According to Google's search suggestions (based on billions of searches), you think it's hard, easy, bullshit, and unfair, among other things:

LSAT is hard? Agreed.

LSAT is easy? Agreed.

LSAT is bullshit and unfair? Nope. LSAC says it has a correlation of .35 with 1L grades, and that's an underestimation because some test-takers never make it to law school (see p16 of PDF).

LSAT is out of...control? It's out of 180.

LSAT is tomorrow? Not usually. See LSAT dates.

How the LSAT is graded? I did a big series on the LSAT "curve" recently.

Which LSAT is the easiest / hardest? No particular LSAT exam is easier or harder than any other at the end of the day. Again, see my series on the LSAT "curve."


  1. Can I even tell you how excited I am that you used "bullshit" in a post? I fracking love it. Please use "frack" ASAP.
    <3 <3 <3

  2. don't use frack

  3. Do you really consider to be .35 such a great correlation? That is closer to 0 (no correlation) than 1 (perfect correlation.


  4. To the first 2 commenters:

    Haven't decided whether I'll use "frack" yet, haha.


    To the third commenter:

    I don't think it's a great correlation, but it's not terrible. LSAT alone actually has stronger correlation with 1L grades than undergrad GPA alone.

    The same PDF states that undergrad GPA only has a .28 correlation with 1L grades. A composite of LSAT and undergrad GPA has a .47 correlation with 1L grades. (This is all on page 16 of the PDF.)

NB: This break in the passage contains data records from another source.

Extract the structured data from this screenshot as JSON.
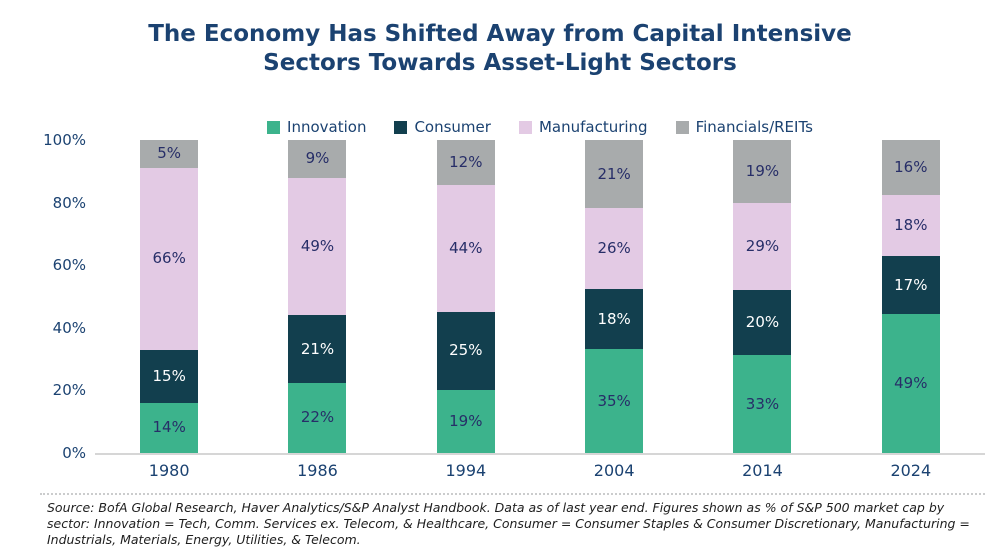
{
  "page": {
    "background": "#FFFFFF"
  },
  "header": {
    "title_line1": "The Economy Has Shifted Away from Capital Intensive",
    "title_line2": "Sectors Towards Asset-Light Sectors",
    "title_color": "#1B4271"
  },
  "chart_data": {
    "type": "bar",
    "stacked": true,
    "stack_unit": "percent_of_total",
    "title": "The Economy Has Shifted Away from Capital Intensive Sectors Towards Asset-Light Sectors",
    "categories": [
      "1980",
      "1986",
      "1994",
      "2004",
      "2014",
      "2024"
    ],
    "series": [
      {
        "name": "Innovation",
        "color": "#3CB38C",
        "label_color": "#272E68",
        "values": [
          14,
          22,
          19,
          35,
          33,
          49
        ]
      },
      {
        "name": "Consumer",
        "color": "#123F4E",
        "label_color": "#FFFFFF",
        "values": [
          15,
          21,
          25,
          18,
          20,
          17
        ]
      },
      {
        "name": "Manufacturing",
        "color": "#E3CAE4",
        "label_color": "#272E68",
        "values": [
          66,
          49,
          44,
          26,
          29,
          18
        ]
      },
      {
        "name": "Financials/REITs",
        "color": "#A8ABAC",
        "label_color": "#272E68",
        "values": [
          5,
          9,
          12,
          21,
          19,
          16
        ]
      }
    ],
    "value_suffix": "%",
    "data_labels": true,
    "ylim": [
      0,
      100
    ],
    "yticks": [
      0,
      20,
      40,
      60,
      80,
      100
    ],
    "ytick_labels": [
      "0%",
      "20%",
      "40%",
      "60%",
      "80%",
      "100%"
    ],
    "legend_position": "top",
    "grid": false,
    "axis_label_color": "#1B4271",
    "axis_line_color": "#D6D6D6"
  },
  "footer": {
    "source_note": "Source: BofA Global Research, Haver Analytics/S&P Analyst Handbook. Data as of last year end. Figures shown as % of S&P 500 market cap by sector: Innovation = Tech, Comm. Services ex. Telecom, & Healthcare, Consumer = Consumer Staples & Consumer Discretionary, Manufacturing = Industrials, Materials, Energy, Utilities, & Telecom."
  }
}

    I don't know of a better predictor of 1L grades than this composite. Please let me know if you find one, and I'll work on selling it to LSAC and the law schools.

  5. Hi Steve

    Thanks for creating this blog. It was super helpful for me as I prepped for my February test. I've read your posts on retakes, yet I still have a question regarding retaking the test (which I plan on doing in June): how should I approach it? Since February was an undisclosed test, I really don't know which question types/section I did well on or flunked on. I don't think I was particularly stressed or under-prepared going in either. Aside from going through all the PTs again, I don't know how I can study differently. It seems like I'll have to take a blanket approach again ... and well, I have the nagging feeling that I should do something /different/ this time around.

    Any advice will be much appreciated.

  6. Hi Tonka Time,

    Since Feb tests are undisclosed, take a practice test to see where you stand, then use that to jump on the retakers' schedule.

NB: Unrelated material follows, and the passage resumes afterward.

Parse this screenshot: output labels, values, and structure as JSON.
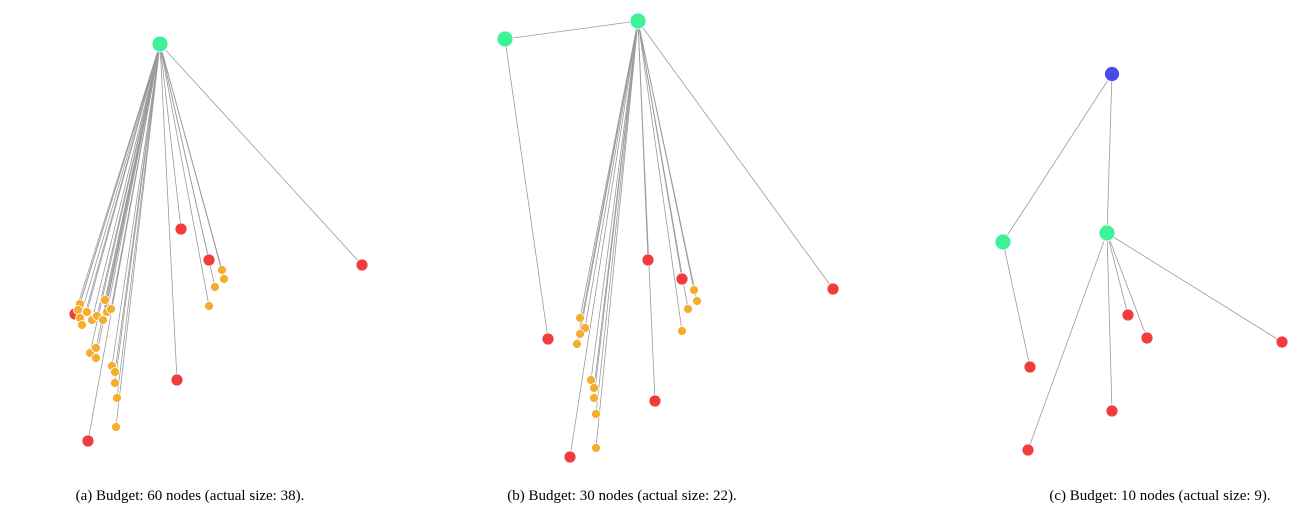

    Yes, you should do something different.

    -Study more (if you didn't study enough)
    -Study less (if you burned out)
    -Study differently

    Check out my regular 2-month LSAT study schedule if you didn't use it the first time around.

  7. >>>and that's an underestimation because some test-takers never make it to law school (see p16 of PDF).

    What? How can we possibly know how the LSAT correlates to law school grades no one ever received? For all we know, these non-law school students would have not affected the correlation or would have weakened it.

  8. Excellent point, Terry! Without more information, we have no way of knowing.

    However, if you look at p16 of the PDF I linked above, you'll find this gem:

    Because the data derive from a restricted sample (i.e., those who are actually selected for law school), they underestimate the validity of the combination. Dalessandro et al. (2005) demonstrate that correlation coefficients are higher when the data are based on an unselected sample.

  9. Steve, I had looked at the page prior to posting, but I couldn't see how Dalessandro or anyone else could make that deduction. He may have an *argument* that that's the case, but I can't imagine how he could prove it. Anyway, first day with your blog, quite nice.